Log-Based vs Query-Based CDC: Comparison

Change Data Capture (CDC) is a fundamental pattern in modern data engineering that enables real-time data synchronization between systems. As organizations move toward event-driven architectures and real-time analytics, choosing the right CDC approach becomes critical. This article compares the two primary CDC strategies, log-based and query-based, to help data architects and engineers make informed decisions.

For foundational CDC concepts, see What is Change Data Capture (CDC): Fundamentals. For hands-on implementation guidance, refer to Implementing CDC with Debezium.

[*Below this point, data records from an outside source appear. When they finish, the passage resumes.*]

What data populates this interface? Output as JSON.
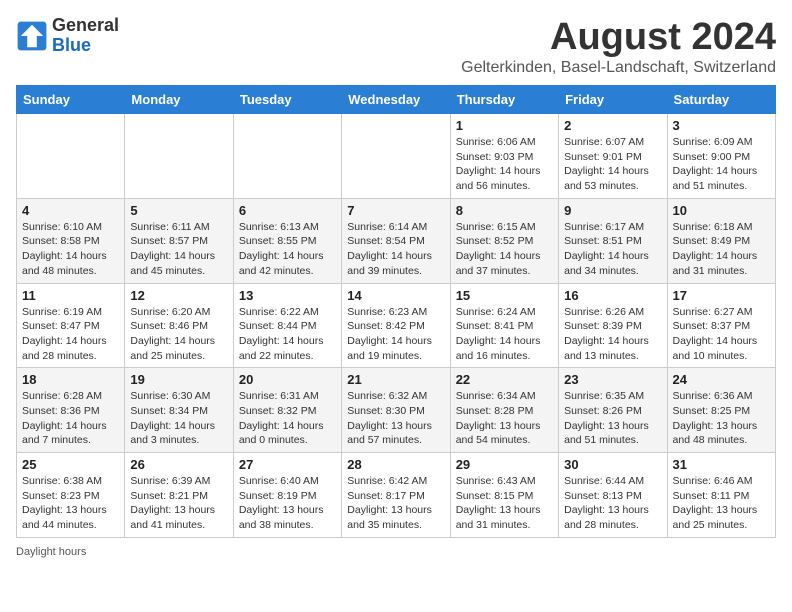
{
  "logo": {
    "general": "General",
    "blue": "Blue"
  },
  "title": "August 2024",
  "subtitle": "Gelterkinden, Basel-Landschaft, Switzerland",
  "days_of_week": [
    "Sunday",
    "Monday",
    "Tuesday",
    "Wednesday",
    "Thursday",
    "Friday",
    "Saturday"
  ],
  "weeks": [
    [
      {
        "day": "",
        "info": ""
      },
      {
        "day": "",
        "info": ""
      },
      {
        "day": "",
        "info": ""
      },
      {
        "day": "",
        "info": ""
      },
      {
        "day": "1",
        "info": "Sunrise: 6:06 AM\nSunset: 9:03 PM\nDaylight: 14 hours and 56 minutes."
      },
      {
        "day": "2",
        "info": "Sunrise: 6:07 AM\nSunset: 9:01 PM\nDaylight: 14 hours and 53 minutes."
      },
      {
        "day": "3",
        "info": "Sunrise: 6:09 AM\nSunset: 9:00 PM\nDaylight: 14 hours and 51 minutes."
      }
    ],
    [
      {
        "day": "4",
        "info": "Sunrise: 6:10 AM\nSunset: 8:58 PM\nDaylight: 14 hours and 48 minutes."
      },
      {
        "day": "5",
        "info": "Sunrise: 6:11 AM\nSunset: 8:57 PM\nDaylight: 14 hours and 45 minutes."
      },
      {
        "day": "6",
        "info": "Sunrise: 6:13 AM\nSunset: 8:55 PM\nDaylight: 14 hours and 42 minutes."
      },
      {
        "day": "7",
        "info": "Sunrise: 6:14 AM\nSunset: 8:54 PM\nDaylight: 14 hours and 39 minutes."
      },
      {
        "day": "8",
        "info": "Sunrise: 6:15 AM\nSunset: 8:52 PM\nDaylight: 14 hours and 37 minutes."
      },
      {
        "day": "9",
        "info": "Sunrise: 6:17 AM\nSunset: 8:51 PM\nDaylight: 14 hours and 34 minutes."
      },
      {
        "day": "10",
        "info": "Sunrise: 6:18 AM\nSunset: 8:49 PM\nDaylight: 14 hours and 31 minutes."
      }
    ],
    [
      {
        "day": "11",
        "info": "Sunrise: 6:19 AM\nSunset: 8:47 PM\nDaylight: 14 hours and 28 minutes."
      },
      {
        "day": "12",
        "info": "Sunrise: 6:20 AM\nSunset: 8:46 PM\nDaylight: 14 hours and 25 minutes."
      },
      {
        "day": "13",
        "info": "Sunrise: 6:22 AM\nSunset: 8:44 PM\nDaylight: 14 hours and 22 minutes."
      },
      {
        "day": "14",
        "info": "Sunrise: 6:23 AM\nSunset: 8:42 PM\nDaylight: 14 hours and 19 minutes."
      },
      {
        "day": "15",
        "info": "Sunrise: 6:24 AM\nSunset: 8:41 PM\nDaylight: 14 hours and 16 minutes."
      },
      {
        "day": "16",
        "info": "Sunrise: 6:26 AM\nSunset: 8:39 PM\nDaylight: 14 hours and 13 minutes."
      },
      {
        "day": "17",
        "info": "Sunrise: 6:27 AM\nSunset: 8:37 PM\nDaylight: 14 hours and 10 minutes."
      }
    ],
    [
      {
        "day": "18",
        "info": "Sunrise: 6:28 AM\nSunset: 8:36 PM\nDaylight: 14 hours and 7 minutes."
      },
      {
        "day": "19",
        "info": "Sunrise: 6:30 AM\nSunset: 8:34 PM\nDaylight: 14 hours and 3 minutes."
      },
      {
        "day": "20",
        "info": "Sunrise: 6:31 AM\nSunset: 8:32 PM\nDaylight: 14 hours and 0 minutes."
      },
      {
        "day": "21",
        "info": "Sunrise: 6:32 AM\nSunset: 8:30 PM\nDaylight: 13 hours and 57 minutes."
      },
      {
        "day": "22",
        "info": "Sunrise: 6:34 AM\nSunset: 8:28 PM\nDaylight: 13 hours and 54 minutes."
      },
      {
        "day": "23",
        "info": "Sunrise: 6:35 AM\nSunset: 8:26 PM\nDaylight: 13 hours and 51 minutes."
      },
      {
        "day": "24",
        "info": "Sunrise: 6:36 AM\nSunset: 8:25 PM\nDaylight: 13 hours and 48 minutes."
      }
    ],
    [
      {
        "day": "25",
        "info": "Sunrise: 6:38 AM\nSunset: 8:23 PM\nDaylight: 13 hours and 44 minutes."
      },
      {
        "day": "26",
        "info": "Sunrise: 6:39 AM\nSunset: 8:21 PM\nDaylight: 13 hours and 41 minutes."
      },
      {
        "day": "27",
        "info": "Sunrise: 6:40 AM\nSunset: 8:19 PM\nDaylight: 13 hours and 38 minutes."
      },
      {
        "day": "28",
        "info": "Sunrise: 6:42 AM\nSunset: 8:17 PM\nDaylight: 13 hours and 35 minutes."
      },
      {
        "day": "29",
        "info": "Sunrise: 6:43 AM\nSunset: 8:15 PM\nDaylight: 13 hours and 31 minutes."
      },
      {
        "day": "30",
        "info": "Sunrise: 6:44 AM\nSunset: 8:13 PM\nDaylight: 13 hours and 28 minutes."
      },
      {
        "day": "31",
        "info": "Sunrise: 6:46 AM\nSunset: 8:11 PM\nDaylight: 13 hours and 25 minutes."
      }
    ]
  ],
  "footer": "Daylight hours"
}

Understanding CDC Approaches

CDC captures changes made to data sources and propagates them to downstream systems. While the goal remains consistent across implementations, the mechanism for detecting and capturing changes varies significantly between approaches.

Query-Based CDC periodically polls the source database using SQL queries to identify changed records. Think of it like checking your mailbox every few minutes to see if new mail arrived, you actively look for changes at regular intervals. It typically relies on timestamp columns, version numbers, or hash comparisons to detect modifications.
Log-Based CDC reads changes directly from the database's transaction log (also called write-ahead log or redo log), capturing every committed transaction without querying the source tables. This is like having a doorbell notification, the database tells you immediately when something changes. The transaction log is an internal file that databases maintain for crash recovery and replication, recording every write operation in order.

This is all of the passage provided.